I don't understand Shafarevich's description of how to define a Weil divisor from a Cartier divisor. He says that "any compatible system of functions defines a [Weil] divisor on $X$. Indeed, for a prime divisor $C$, we set $k_C=v_C(f_i)$ if $U_i\cap C\neq \emptyset $". He mentions that $k_C$ is independent of the choice of $i$ by compatibility, and thus we end up with a divisor $D=\sum k_C C$.

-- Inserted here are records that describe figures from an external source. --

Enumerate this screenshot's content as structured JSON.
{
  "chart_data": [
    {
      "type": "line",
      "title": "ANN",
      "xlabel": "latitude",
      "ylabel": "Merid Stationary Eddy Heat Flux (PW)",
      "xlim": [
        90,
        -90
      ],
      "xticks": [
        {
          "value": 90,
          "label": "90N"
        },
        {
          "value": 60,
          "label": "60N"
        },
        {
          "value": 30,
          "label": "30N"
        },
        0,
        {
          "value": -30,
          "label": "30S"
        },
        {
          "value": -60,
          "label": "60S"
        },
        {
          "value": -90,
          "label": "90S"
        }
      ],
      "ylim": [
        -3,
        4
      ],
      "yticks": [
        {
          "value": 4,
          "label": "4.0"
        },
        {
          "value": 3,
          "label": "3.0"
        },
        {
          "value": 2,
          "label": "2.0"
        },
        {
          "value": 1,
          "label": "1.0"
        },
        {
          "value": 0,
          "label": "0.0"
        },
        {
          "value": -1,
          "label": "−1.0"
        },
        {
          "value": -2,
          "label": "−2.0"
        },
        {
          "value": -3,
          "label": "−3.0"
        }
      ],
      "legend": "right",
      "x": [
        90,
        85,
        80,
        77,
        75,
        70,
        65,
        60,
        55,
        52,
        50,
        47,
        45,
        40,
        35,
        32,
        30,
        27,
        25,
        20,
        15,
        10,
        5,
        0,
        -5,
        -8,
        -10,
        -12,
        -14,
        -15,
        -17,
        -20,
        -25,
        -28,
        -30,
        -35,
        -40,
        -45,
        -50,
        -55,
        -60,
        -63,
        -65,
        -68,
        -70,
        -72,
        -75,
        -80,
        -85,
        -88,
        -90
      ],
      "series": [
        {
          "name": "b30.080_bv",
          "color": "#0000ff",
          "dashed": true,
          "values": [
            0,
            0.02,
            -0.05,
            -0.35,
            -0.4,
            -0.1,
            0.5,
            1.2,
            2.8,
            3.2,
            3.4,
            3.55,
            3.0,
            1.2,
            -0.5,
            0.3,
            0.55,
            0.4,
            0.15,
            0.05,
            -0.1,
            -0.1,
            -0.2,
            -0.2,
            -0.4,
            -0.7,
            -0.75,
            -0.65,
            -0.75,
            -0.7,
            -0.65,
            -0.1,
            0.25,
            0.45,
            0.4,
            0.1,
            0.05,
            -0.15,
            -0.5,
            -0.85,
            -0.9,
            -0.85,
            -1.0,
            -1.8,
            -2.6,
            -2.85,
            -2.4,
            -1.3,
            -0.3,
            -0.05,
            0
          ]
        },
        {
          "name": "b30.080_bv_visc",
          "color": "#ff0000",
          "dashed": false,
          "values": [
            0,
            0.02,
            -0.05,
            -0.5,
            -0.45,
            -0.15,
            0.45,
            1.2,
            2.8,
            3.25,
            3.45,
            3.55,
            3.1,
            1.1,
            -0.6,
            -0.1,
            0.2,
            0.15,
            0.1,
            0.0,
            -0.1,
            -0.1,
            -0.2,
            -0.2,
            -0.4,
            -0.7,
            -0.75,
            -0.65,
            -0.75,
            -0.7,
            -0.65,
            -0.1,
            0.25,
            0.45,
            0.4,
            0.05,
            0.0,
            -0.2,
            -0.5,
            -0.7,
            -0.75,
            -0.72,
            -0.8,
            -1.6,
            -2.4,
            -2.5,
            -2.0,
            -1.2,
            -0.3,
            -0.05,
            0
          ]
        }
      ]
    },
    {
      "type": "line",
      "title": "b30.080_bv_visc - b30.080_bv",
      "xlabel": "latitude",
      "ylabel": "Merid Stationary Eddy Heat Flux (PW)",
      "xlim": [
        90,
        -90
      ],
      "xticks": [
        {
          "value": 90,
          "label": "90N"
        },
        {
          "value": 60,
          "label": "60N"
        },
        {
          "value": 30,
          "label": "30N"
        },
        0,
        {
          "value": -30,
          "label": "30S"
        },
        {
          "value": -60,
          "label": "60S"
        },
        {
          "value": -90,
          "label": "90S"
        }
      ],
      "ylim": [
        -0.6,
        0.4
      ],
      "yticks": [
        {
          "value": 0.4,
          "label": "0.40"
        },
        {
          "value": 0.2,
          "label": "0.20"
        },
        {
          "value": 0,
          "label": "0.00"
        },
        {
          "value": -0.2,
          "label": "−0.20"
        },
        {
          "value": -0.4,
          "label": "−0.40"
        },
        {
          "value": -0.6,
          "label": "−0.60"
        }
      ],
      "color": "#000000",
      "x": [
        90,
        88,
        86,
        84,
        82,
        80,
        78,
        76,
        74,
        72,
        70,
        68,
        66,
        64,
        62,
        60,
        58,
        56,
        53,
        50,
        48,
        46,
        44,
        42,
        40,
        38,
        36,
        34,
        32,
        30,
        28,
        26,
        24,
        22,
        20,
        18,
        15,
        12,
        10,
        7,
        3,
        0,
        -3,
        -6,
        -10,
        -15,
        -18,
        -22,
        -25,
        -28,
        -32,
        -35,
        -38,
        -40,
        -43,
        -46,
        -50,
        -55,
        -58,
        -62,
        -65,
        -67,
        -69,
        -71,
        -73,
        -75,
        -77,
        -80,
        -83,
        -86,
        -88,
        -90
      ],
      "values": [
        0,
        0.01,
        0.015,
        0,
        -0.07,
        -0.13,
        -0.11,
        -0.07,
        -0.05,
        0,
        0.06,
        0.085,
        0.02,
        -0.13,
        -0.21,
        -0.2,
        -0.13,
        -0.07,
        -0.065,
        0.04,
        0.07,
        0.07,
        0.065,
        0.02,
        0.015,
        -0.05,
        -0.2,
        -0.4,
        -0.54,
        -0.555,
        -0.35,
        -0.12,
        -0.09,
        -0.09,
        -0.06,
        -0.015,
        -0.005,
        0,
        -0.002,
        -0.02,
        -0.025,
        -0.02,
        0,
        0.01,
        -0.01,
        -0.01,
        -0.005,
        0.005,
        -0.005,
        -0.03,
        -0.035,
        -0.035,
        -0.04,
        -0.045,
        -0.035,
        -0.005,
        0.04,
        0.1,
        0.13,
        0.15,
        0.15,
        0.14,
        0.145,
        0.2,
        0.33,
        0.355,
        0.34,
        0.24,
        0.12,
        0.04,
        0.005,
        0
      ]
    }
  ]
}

Does this mean that, given a Cartier divisor $(U_i, f_i)$, to define the Weil divisor we need only fix some $f=f_i$ and compute $v_C(f)$ for that $f$ only?
I was trying to do what I thought might be an easy example, but I'm having trouble with the computations. Can someone help or critique where I'm going wrong? Let $H\subseteq \mathbb{P}^2$ be a hyperplane defined by $F(X,Y,Z)=aX+bY+cZ=0$. Then $H$ is an irreducible codimension 1 subvariety and therefore $H$ is a Weil divisor. If $U_i=\mathbb A _i^2$ is the standard affine cover of $\mathbb P^2$ then we also have Cartier divisor $(U_i, f_i)$, where $f_0=F/X, f_1=F/Y, f_2=F/Z$. It would make a lot of sense that the Weil divisor determined by $(U_i, f_i)$ be equal to $H$, but it doesn't seem to be... By definition, it suffices to compute $k_C=v_C(f_0)$ for every prime divisor $C$. (What is the best way to do this?) I think the only prime divisors $C$ where $v_C(f_0)$ is nonzero are $C=H$ and $C=(X=0)$, where I've found $v_H(f_0)=1$ and $v_{(X=0)}(f_0)=-1$. Thus it seems like the Weil divisor determined by $(U_i, f_i)$ is $H-H_0$ (not $H$!), where $H_0=(X=0)$. This seems wrong to me... Can someone help?